Der Weltjugendtag in Panama ist Geschichte. Wie fällt Ihre Bilanz aus?
Was mich beeindruckt hat, war die unglaubliche Freude, mit der die Panamaer diesen Weltjugendtag ausgerichtet haben. Ihr Engagement war wirklich überall zu spüren. Sie haben es genossen, dass ihr kleines Land dieses aus ihrer Sicht "Weltereignis" ausrichten durfte. Die Jugendlichen waren begeistert von der Gastfreundschaft, nicht nur hier in der Stadt, sondern auch draußen auf dem Land. Bemerkenswert auch die Art und Weise, wie Papst Franziskus mit den Jugendlichen umgegangen ist, und seine Fähigkeit, auf sie einzugehen und mit ihnen kommunizieren zu können. Und es ist beeindruckend zu sehen, mit welcher Selbstverständlichkeit die jungen Menschen hier ihren Glauben leben und ausdrücken.
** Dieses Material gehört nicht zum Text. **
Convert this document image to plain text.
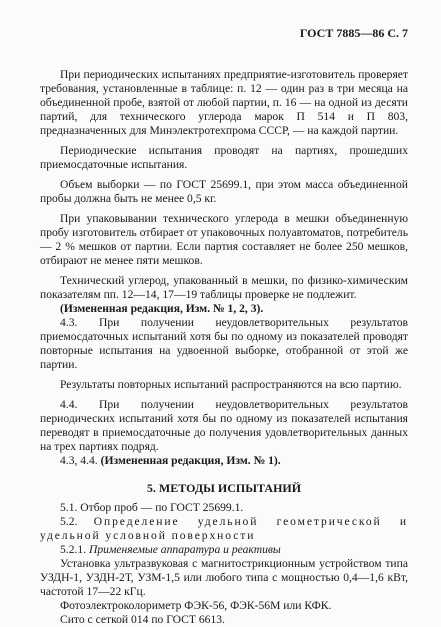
ГОСТ 7885—86 С. 7

При периодических испытаниях предприятие-изготовитель проверяет требования, установленные в таблице: п. 12 — один раз в три месяца на объединенной пробе, взятой от любой партии, п. 16 — на одной из десяти партий, для технического углерода марок П 514 и П 803, предназначенных для Минэлектротехпрома СССР, — на каждой партии.

Периодические испытания проводят на партиях, прошедших приемосдаточные испытания.

Объем выборки — по ГОСТ 25699.1, при этом масса объединенной пробы должна быть не менее 0,5 кг.

При упаковывании технического углерода в мешки объединенную пробу изготовитель отбирает от упаковочных полуавтоматов, потребитель — 2 % мешков от партии. Если партия составляет не более 250 мешков, отбирают не менее пяти мешков.

Технический углерод, упакованный в мешки, по физико-химическим показателям пп. 12—14, 17—19 таблицы проверке не подлежит.

(Измененная редакция, Изм. № 1, 2, 3).

4.3. При получении неудовлетворительных результатов приемосдаточных испытаний хотя бы по одному из показателей проводят повторные испытания на удвоенной выборке, отобранной от этой же партии.

Результаты повторных испытаний распространяются на всю партию.

4.4. При получении неудовлетворительных результатов периодических испытаний хотя бы по одному из показателей испытания переводят в приемосдаточные до получения удовлетворительных данных на трех партиях подряд.

4.3, 4.4. (Измененная редакция, Изм. № 1).

5. МЕТОДЫ ИСПЫТАНИЙ

5.1. Отбор проб — по ГОСТ 25699.1.

5.2. Определение удельной геометрической и удельной условной поверхности

5.2.1. Применяемые аппаратура и реактивы

Установка ультразвуковая с магнитострикционным устройством типа УЗДН-1, УЗДН-2Т, УЗМ-1,5 или любого типа с мощностью 0,4—1,6 кВт, частотой 17—22 кГц.

Фотоэлектроколориметр ФЭК-56, ФЭК-56М или КФК.

Сито с сеткой 014 по ГОСТ 6613.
Gibt es ein Beispiel, an dem Sie das festmachen können?
Wenn Sie die Adveniat-Projekte sehen, auf die sich die Jugendlichen eingelassen haben. Die aidskranken Indigenen, der Umweltschutz, die Migrationsfragen. Zu alledem hat Adveniat konkrete Projekte, in denen man sich einbringen und seinen Glauben aktiv leben kann. Das war ein Fest der Völkerverständigung. Wer hier weggeht, der wird kein Nationalist. Er mag ein Patriot sein können, der seine Heimat liebt, aber er wird kein ausgrenzender Nationalist sein, nachdem er mit Jugendlichen aus 150 Ländern dieser Welt zusammen gewesen ist und Zeit verbracht hat.
Ist der Umweltschutz eines der Schlüsselthemen der Kirche für die Zukunft?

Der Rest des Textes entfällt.